Malgré la position délicate - on peut parler de merdier - dans laquelle son patron l'a plongée en l'obligeant à satisfaire deux gardiens numéro un, deux gardiens qui sont loin d'avoir connu une saison à la hauteur de leur réputation, Alain Vigneault a guidé les Canucks au premier rang de la division Nord-Ouest avec un dossier de 26-15-7.

Bon! La division Nord-Ouest était sans doute l'une des plus faibles de la LNH. Et le fait que les Canucks, en plus de donner plus de buts qu'ils le devaient, n'en marquaient pas assez au goût des partisans et de certains collègues de Vancouver n'a pas aidé la cause de Vigneault. Pas plus que l'élimination en quatre parties aux dents des Sharks de San Jose qui ne devraient pas imiter les Hawks, les Bruins et les Kings en profitant de l'élimination des Canucks pour se propulser jusqu'à la Coupe Stanley. Sans oublier les frères Sedin qui semblaient au bout du rouleau en séries avec les Canucks, mais qui ont été fringants comme des étalons une fois dans l'uniforme de leur Suède natale au Championnat du monde de hockey qu'ils ont gagné en fin de semaine dernière à Stockholm.

J'insiste: si Mike Gillis était lui aussi à la recherche d'un emploi ce matin ou que Vigneault avait été viré par un nouveau directeur général des Canucks, la nouvelle d'ailleurs attendue du congédiement de Vigneault n'aurait pas le même goût désagréable d'injustice. Une injustice qui sera peut-être corrigée au cours des prochaines semaines si Gillis assume finalement le lourd poids de ses erreurs.

Plusieurs scénarios

J'ai tenté de joindre Vigneault hier. Il n'a pas répondu.

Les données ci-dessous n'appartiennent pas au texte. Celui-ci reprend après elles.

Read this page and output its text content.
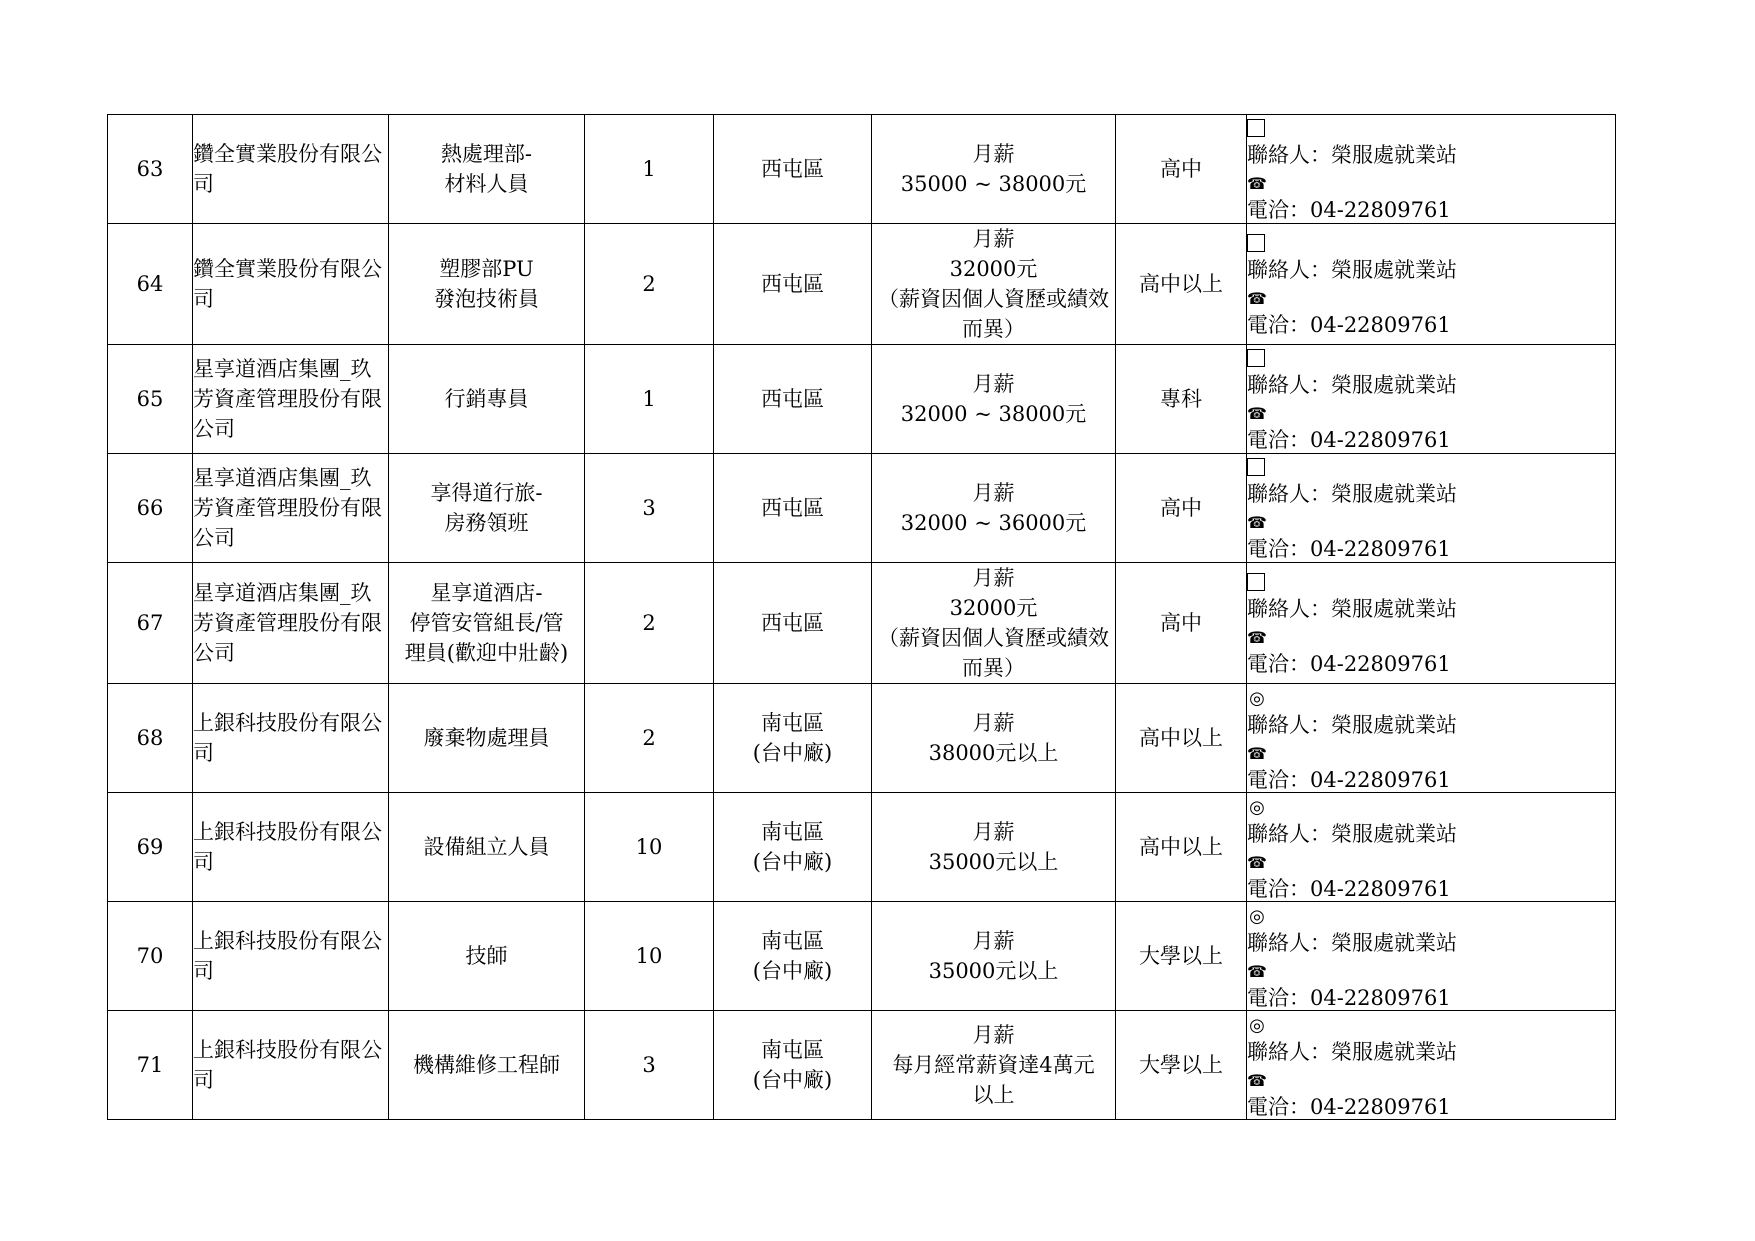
63	鑽全實業股份有限公司	熱處理部-
材料人員	1	西屯區	月薪
35000 ~ 38000元	高中	聯絡人：榮服處就業站
☎
電洽：04-22809761

64	鑽全實業股份有限公司	塑膠部PU
發泡技術員	2	西屯區	月薪
32000元
（薪資因個人資歷或績效而異）	高中以上	聯絡人：榮服處就業站
☎
電洽：04-22809761

65	星享道酒店集團_玖芳資產管理股份有限公司	行銷專員	1	西屯區	月薪
32000 ~ 38000元	專科	聯絡人：榮服處就業站
☎
電洽：04-22809761

66	星享道酒店集團_玖芳資產管理股份有限公司	享得道行旅-
房務領班	3	西屯區	月薪
32000 ~ 36000元	高中	聯絡人：榮服處就業站
☎
電洽：04-22809761

67	星享道酒店集團_玖芳資產管理股份有限公司	星享道酒店-
停管安管組長/管
理員(歡迎中壯齡)	2	西屯區	月薪
32000元
（薪資因個人資歷或績效而異）	高中	聯絡人：榮服處就業站
☎
電洽：04-22809761

68	上銀科技股份有限公司	廢棄物處理員	2	南屯區
(台中廠)	月薪
38000元以上	高中以上	◎
聯絡人：榮服處就業站
☎
電洽：04-22809761

69	上銀科技股份有限公司	設備組立人員	10	南屯區
(台中廠)	月薪
35000元以上	高中以上	◎
聯絡人：榮服處就業站
☎
電洽：04-22809761

70	上銀科技股份有限公司	技師	10	南屯區
(台中廠)	月薪
35000元以上	大學以上	◎
聯絡人：榮服處就業站
☎
電洽：04-22809761

71	上銀科技股份有限公司	機構維修工程師	3	南屯區
(台中廠)	月薪
每月經常薪資達4萬元
以上	大學以上	◎
聯絡人：榮服處就業站
☎
電洽：04-22809761
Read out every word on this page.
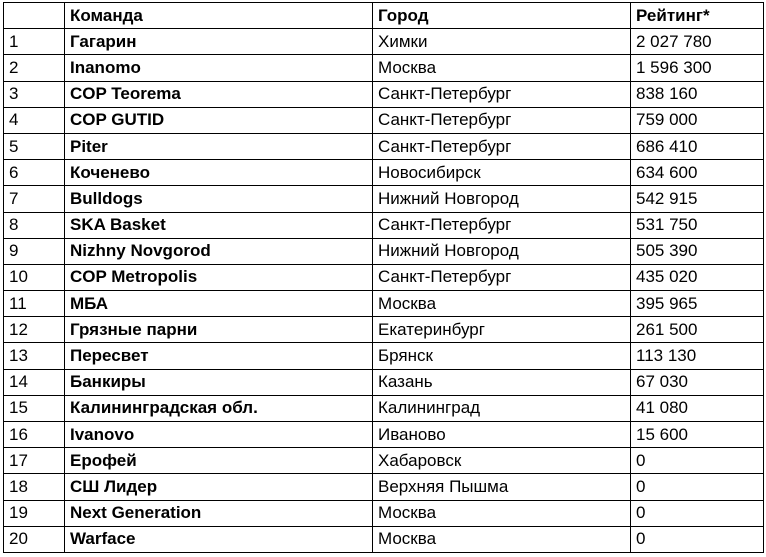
	Команда	Город	Рейтинг*
1	Гагарин	Химки	2 027 780
2	Inanomo	Москва	1 596 300
3	COP Teorema	Санкт-Петербург	838 160
4	COP GUTID	Санкт-Петербург	759 000
5	Piter	Санкт-Петербург	686 410
6	Коченево	Новосибирск	634 600
7	Bulldogs	Нижний Новгород	542 915
8	SKA Basket	Санкт-Петербург	531 750
9	Nizhny Novgorod	Нижний Новгород	505 390
10	COP Metropolis	Санкт-Петербург	435 020
11	МБА	Москва	395 965
12	Грязные парни	Екатеринбург	261 500
13	Пересвет	Брянск	113 130
14	Банкиры	Казань	67 030
15	Калининградская обл.	Калининград	41 080
16	Ivanovo	Иваново	15 600
17	Ерофей	Хабаровск	0
18	СШ Лидер	Верхняя Пышма	0
19	Next Generation	Москва	0
20	Warface	Москва	0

Si son renvoi était prévisible, il a bien le droit d'encaisser difficilement le coup en compagnie de sa blonde, de ses filles et des membres de sa famille.

Que fera-t-il maintenant qu'il est libre?

Il pourrait se contenter d'encaisser les chèques des Canucks et de vivre grassement au lieu de se casser la tête 24 heures sur 24 pour faire gagner un club de la LNH.

Les offres attrayantes qu'il devrait recevoir dès les prochains jours pourraient l'inciter à changer d'idée.

Maintenant que Vigneault est disponible, l'Avalanche du Colorado pourrait décider d'ajouter son nom à celui de Patrick Roy à titre de candidat de choix pour orchestrer la relance de cette équipe.

Si les Rangers de New York sont balayés en quatre et que John Tortotella lève les feutres le lendemain, Vigneault pourrait se retrouver rapidement dans la Grosse Pomme.

C'est simple. Toutes les équipes qui se cherchent un coach communiqueront avec Vigneault. Et les équipes qui jonglaient avec l'idée de congédier leur entraîneur actuel pourraient maintenant passer aux actes en raison de la nouvelle disponibilité du coach québécois qui ne restera pas sans emploi bien longtemps. À moins que ce ne soit son choix.